Back in 2011, Winc entered the market with a bold vision: to personalize the wine selection process, making it easy for consumers to hone their palettes. Today, the company has broadened its scope by taking its wine in-house, owning cultivation from “grape to glass.”
Winc stands out amid myriad direct-to-consumer alcohol offerings in market today because it integrates technology at the foundation of its business. Every new subscriber completes a short quiz mapping their unique taste profiles, and after each delivery provides customer ratings and reviews. Based on these results, Winc recommends a selection of reds, whites, and everything in between — each uniquely catered to their customers’ tastes.This inventive customer-first product and experience is why FastCompany listed Winc among its Most Innovative Companies of 2019.
As a direct-to-consumer wine distributor, Winc found that attracting new members in mutually brand-safe ad environments was a consistent challenge. When they first launched, Google and Facebook comprised more than 60% of their marketing mix. However, algorithm changes and rising CACs led Winc’s Growth Team to determine that channel diversification would be necessary to maintain growth. They had more skin in the game, which made it crucial that they explore emerging channels.
As Winc’s Growth Team began to test beyond Google and Facebook, it soon found that many channels could not deliver against performance goals due to high CACs. Although the brand had some initial success with podcast ads, they soon had to shift strategies due to an influx of competitors in the space. Moreover, these channels often lacked targeting capabilities that would ensure brand safety. Display advertising, through DSPs in particular, exacerbated the problem — when human optimization is removed from the equation, it’s hard to see where an ad is actually running.
“You have to be proactive and optimistic about emerging advertising trends. As we found with podcasting, it’s easy to get priced out once the competition catches up to you. That’s why we’re constantly looking out for creative opportunities, and testing new solutions,” explained Rohan Panjiar, Director of Performance Marketing, Partnerships & Business Insights at Winc.
To address these challenges, the Winc team decided to capitalize on the in-app opportunity and test a mobile advertising network that satisfied brand safety requirements. Through its various explorations, the team had already developed a uniform media planning and creative optimization approach. Now they intended to apply these strategies to the in-app environment.
Winc’s Performance Marketing team worked closely with Tapjoy’s mobile ad specialists to ensure their test campaigns were set up for success. To align with test campaign best practices, the team aimed to achieve consistent ROAS before pushing for scale. At the offset, Tapjoy connected with publishing partners directly to form a custom whitelist of brand-safe apps. Nearly 50 publishers each agreed to host ads from the alcohol distributor and confirmed that over 75% of their users were over 21. Next, they set up a direct response ad in the Tapjoy offerwall.The users who self-selected Winc’s advertisements and signed up were also offered a reward in the host app.
Once the initial setup was complete, the team performed a series of multivariate tests to optimize campaign messaging and creative. They tested gallery and video-based instructions, finding that the gallery performed best. Lastly, they hit upon the right promotional language to push for urgency of purchase – Consumers seemed to respond best to a “$22 off your first month” promotion.
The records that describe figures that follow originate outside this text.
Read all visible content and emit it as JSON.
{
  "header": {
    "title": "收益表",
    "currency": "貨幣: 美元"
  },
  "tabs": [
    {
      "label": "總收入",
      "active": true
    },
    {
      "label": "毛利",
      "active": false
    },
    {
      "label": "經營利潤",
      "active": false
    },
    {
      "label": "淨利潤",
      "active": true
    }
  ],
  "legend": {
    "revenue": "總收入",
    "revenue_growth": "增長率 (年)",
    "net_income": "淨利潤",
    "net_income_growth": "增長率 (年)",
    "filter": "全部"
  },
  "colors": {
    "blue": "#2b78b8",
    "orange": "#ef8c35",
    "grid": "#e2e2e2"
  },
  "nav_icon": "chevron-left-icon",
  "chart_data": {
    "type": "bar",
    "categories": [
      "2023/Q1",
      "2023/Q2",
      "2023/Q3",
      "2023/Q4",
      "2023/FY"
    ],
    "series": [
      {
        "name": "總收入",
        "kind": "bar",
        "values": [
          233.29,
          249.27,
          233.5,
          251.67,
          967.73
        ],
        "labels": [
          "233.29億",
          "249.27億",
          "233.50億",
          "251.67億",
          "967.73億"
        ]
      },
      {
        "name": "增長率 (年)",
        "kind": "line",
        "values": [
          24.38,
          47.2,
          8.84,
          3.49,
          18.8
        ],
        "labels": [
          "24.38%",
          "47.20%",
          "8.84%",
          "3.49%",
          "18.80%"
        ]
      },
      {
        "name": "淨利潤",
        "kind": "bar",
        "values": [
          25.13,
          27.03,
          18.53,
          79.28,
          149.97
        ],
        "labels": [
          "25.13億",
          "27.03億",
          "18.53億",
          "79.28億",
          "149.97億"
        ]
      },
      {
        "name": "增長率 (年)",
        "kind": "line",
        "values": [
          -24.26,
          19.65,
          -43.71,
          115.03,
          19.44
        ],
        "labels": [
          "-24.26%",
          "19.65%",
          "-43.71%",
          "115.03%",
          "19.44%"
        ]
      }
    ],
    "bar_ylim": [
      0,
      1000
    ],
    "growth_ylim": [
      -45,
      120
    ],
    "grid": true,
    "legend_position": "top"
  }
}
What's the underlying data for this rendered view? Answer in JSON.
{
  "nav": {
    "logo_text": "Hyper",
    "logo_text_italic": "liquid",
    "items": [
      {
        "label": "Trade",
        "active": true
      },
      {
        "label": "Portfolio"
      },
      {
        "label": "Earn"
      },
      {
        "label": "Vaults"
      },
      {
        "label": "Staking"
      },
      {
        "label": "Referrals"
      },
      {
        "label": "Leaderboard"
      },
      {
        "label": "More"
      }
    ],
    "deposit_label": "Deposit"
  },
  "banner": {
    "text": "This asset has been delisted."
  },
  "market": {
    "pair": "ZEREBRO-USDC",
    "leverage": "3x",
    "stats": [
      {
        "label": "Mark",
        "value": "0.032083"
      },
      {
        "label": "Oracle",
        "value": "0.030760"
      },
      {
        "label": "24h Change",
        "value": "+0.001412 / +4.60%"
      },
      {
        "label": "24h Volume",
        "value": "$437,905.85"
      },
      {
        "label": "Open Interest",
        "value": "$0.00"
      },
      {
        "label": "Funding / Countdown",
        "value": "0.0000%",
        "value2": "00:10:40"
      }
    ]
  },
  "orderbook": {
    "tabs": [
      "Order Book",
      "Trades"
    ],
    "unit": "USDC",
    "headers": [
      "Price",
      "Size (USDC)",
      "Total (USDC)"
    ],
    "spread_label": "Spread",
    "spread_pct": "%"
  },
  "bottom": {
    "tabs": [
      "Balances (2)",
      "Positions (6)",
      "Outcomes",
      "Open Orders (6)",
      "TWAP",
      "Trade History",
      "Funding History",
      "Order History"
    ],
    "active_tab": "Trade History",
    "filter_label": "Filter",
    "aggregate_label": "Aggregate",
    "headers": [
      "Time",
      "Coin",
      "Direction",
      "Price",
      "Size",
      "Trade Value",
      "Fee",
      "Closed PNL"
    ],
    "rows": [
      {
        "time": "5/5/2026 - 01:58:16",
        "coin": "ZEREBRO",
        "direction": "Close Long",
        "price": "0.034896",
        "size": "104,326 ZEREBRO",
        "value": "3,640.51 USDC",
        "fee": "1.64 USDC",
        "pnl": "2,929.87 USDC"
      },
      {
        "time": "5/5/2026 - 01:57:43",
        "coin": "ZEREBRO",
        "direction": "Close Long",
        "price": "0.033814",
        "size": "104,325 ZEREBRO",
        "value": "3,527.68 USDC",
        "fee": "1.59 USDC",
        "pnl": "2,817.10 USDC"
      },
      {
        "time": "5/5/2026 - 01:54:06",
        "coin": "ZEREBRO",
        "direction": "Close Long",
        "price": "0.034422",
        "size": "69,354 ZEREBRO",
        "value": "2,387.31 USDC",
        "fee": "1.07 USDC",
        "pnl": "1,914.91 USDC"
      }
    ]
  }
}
“At Winc, we always have a test-and-learn mindset. The team at Tapjoy shares that mindset — through testing, we were able to optimize our messaging and implement custom targeting. Now our DR offers deliver consistent results,” Rohan explained.
After initial tests confirmed the viability of the channel, Winc opted to scale their campaign. They increased their bid while achieving an average cost per subscription of $75. The average CVR of the gallery format was 2.82%, which made an increase of 26% over the period. Meanwhile, quick cancels hovered around 20% — far below the 30% industry average.
Thanks to its transparency and scale, the in-app environment solved Winc’s biggest challenges. Winc found that as an emerging channel, in-app was not yet crowded with competitors. Because of Tapjoy’s extensive reach and its in-house supply partnerships, Winc could confidently target a mature 21-plus whitelist at scale. These new subscribers also proved high-quality, enabling Winc to recoup its investment by the third month of membership. Overall, this campaign has had a correlative effect on the company’s growth.
“We’ve grown substantially year-over-year working with Tapjoy, and it’s become a key part of our marketing mix,” Rohan said. “We hope it will become even more so in the future!”
Winc continues to lean on its partnership with Tapjoy to hit its growth goals. Today, Facebook and Google comprise just 35-40% of the company’s media mix, with 70-80% of its spend targeting mobile devices. As a mobile network, Tapjoy will undoubtedly continue to play a crucial role in its marketing strategy in the years ahead.